King's speed has been "amazing" and "consistent." He is quick off the blocks and was recently hand-timed in the 40 at 4.3 seconds. His speed has not disappointed observers who were admittedly skeptical of the hype. He has a strong, powerful stride and "runs with confidence." The concerns about his speed circle around his ability to control it. Folks just want to see him handle it consistently in game speed situations.

Although his size (not height) is a concern for some, others feel that his 6-foot, 170-pound frame, coupled with his speed is a solid combination, adequate enough currently to be an effective corner. Although he has a excellent tone to his physique his overall upper body build is considered to be smaller, but he has the frame to "add to his upper body".

His strength needs improvement overall. His legs are in "good strong shape," but his upper body needs work this offseason to handle the CB position effectively. He needs to work on his arms, shoulders and chest to help him in coverage to handle the pushback from his assignments.

Chris Harrell:

As you may recall, he suffered a neck injury last spring and was redshirted for the 2004 season. This past season and early into the winter the staff was watching him closely and monitoring his progress, and he had no issues. They have "ramped him up to full sets" with his workouts and he is "100 percent and drilling well."

He has good strength and mobility with his neck and shoulders and with no limits on his conditioning or drills. Origninally there was concern that although the injury's pain subsided, that his mobility with his arms and shoulders on strides would be limited. Fortunately, the trainers have found no evidence of this.

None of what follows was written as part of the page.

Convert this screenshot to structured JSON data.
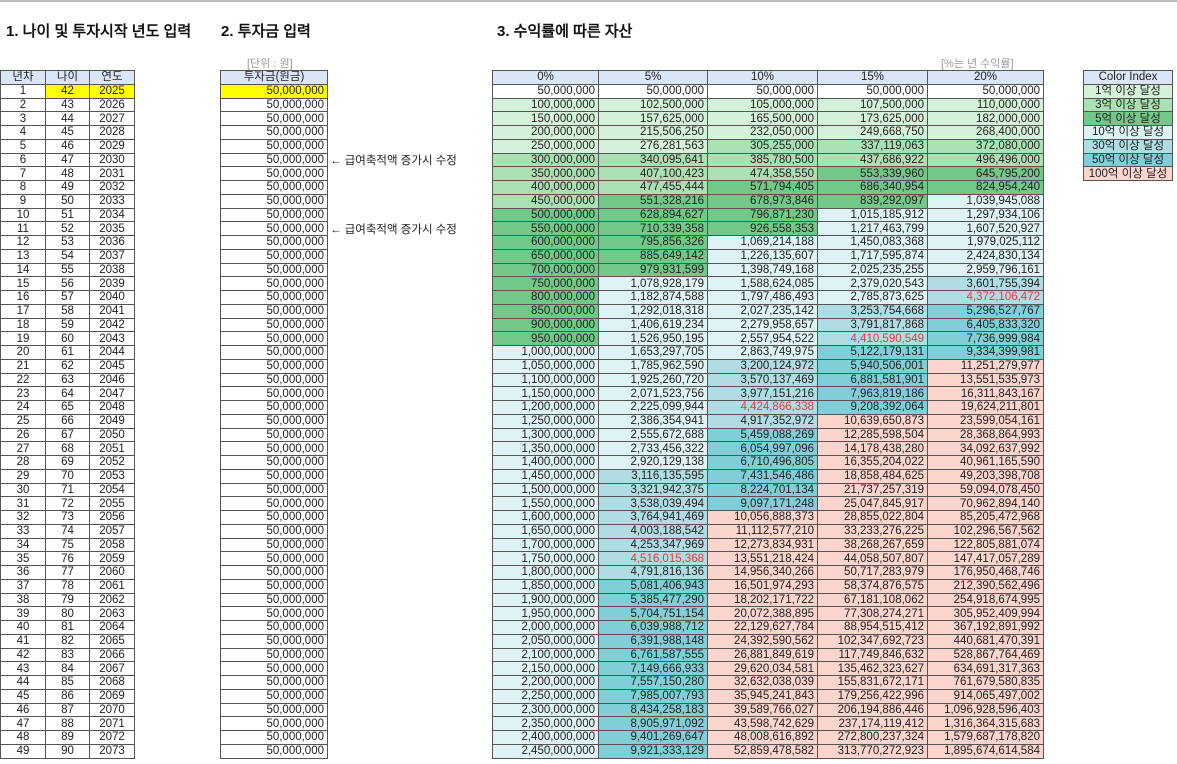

There was also concern over whether his speed would suffer due to his reduced training for a good three months. Harrell's speed is "as expected if he hadn't been sidelined." His most recent 40 had him at a "hair over 4.5 seconds."

He is not quite as fast as Alan Zemaitis, but "close."

Harrell "looks comfortable out there" and "is as aggressive as ever." Although the secondary won't see conact for a few weeks, he is anxious to get back to making hits. The staff too wants to see how he does in pads and then with contect. The concern around Harrell is that he manges his aggression and "eases his way back into things."